The Light at Night se farde d’une montée en puissance motorik animée par Joe Casey de Protomartyr. Les univers des deux groupes confluent pour former un morceau entraînant et délicieusement vindicatif. Des nappes envoûtantes viennent caresser nos sens sur la douce Sleeper et son instrumentation minimaliste. Soffie Viemose (du groupe Lowly) prête sa voix au morceau. Encore une fois, les mélodies sont splendides, tout en restant efficaces.

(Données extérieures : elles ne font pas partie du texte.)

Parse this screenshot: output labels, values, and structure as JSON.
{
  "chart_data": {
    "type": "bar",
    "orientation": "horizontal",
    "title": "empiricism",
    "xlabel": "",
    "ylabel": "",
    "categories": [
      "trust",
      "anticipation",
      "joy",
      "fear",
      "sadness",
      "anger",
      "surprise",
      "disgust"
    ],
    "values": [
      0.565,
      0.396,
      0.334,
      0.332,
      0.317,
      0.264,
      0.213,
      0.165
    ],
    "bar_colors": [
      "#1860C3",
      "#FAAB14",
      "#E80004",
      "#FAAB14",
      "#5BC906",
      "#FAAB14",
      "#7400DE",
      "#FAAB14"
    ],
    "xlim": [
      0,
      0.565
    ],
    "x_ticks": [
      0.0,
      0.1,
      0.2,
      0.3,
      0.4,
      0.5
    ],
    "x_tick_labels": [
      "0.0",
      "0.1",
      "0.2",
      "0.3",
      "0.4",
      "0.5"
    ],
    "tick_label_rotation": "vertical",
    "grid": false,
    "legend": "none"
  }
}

Les machines sont entièrement mises à l’honneur sur Shields et ses blip-blop séquencés. Minimaliste encore, mais si on tend l’oreille, les détails sonores foisonnent. Le répétitif et la spontanéité s’allient à merveille, faisant lentement varier le ton du morceau sur ses quatre minutes et quelques. Arrivé à ce stade du disque, difficile de ne pas reconnaître que TRAAMS nous livre quelque chose qui leur est tout personnel. Il y a certes bel et bien leur vision du Krautrock, la décantation des sons jadis explorés sur les précédents efforts. Mais ce qui est sûr, c’est que le trio a su faire de ses nouvelles contraintes une force pleinement maîtrisée.

Il suffira de deux titres comme Hallie et Comedown pour graver leur évolution artistique. Les sons désormais plus angulaires que jamais, l’espace donné à la voix de Stuart Hopkins lui offre la possibilité de s’étendre en mélodies pleines de relief. L’énergie est compacte, presque toujours sur la réserve, le groupe s’est calmé et a soigné son sens de l’expression, de l’émotion.

Qu’ajouter de plus alors ? Vous l’aurez compris, pour nous la surprise de revoir TRAAMS dans les bacs fut réellement bonne. Ce changement radical offre un vent de fraîcheur, on penserait par moment découvrir un nouveau groupes, et à d’autres, on retrouve des bribes encore vives de ce qui nous avait fait accrocher au groupe il y a bientôt dix ans. Une accalmie qui fait du bien, un psychédélisme microdosé, hypnotique et qui sait rester efficace. On notera aussi la participation de guests triés sur le volet qui collent parfaitement au casting et viennent réellement apporter quelque chose aux morceaux sur lesquels ils sont conviés. En bref, un éveil très prometteur.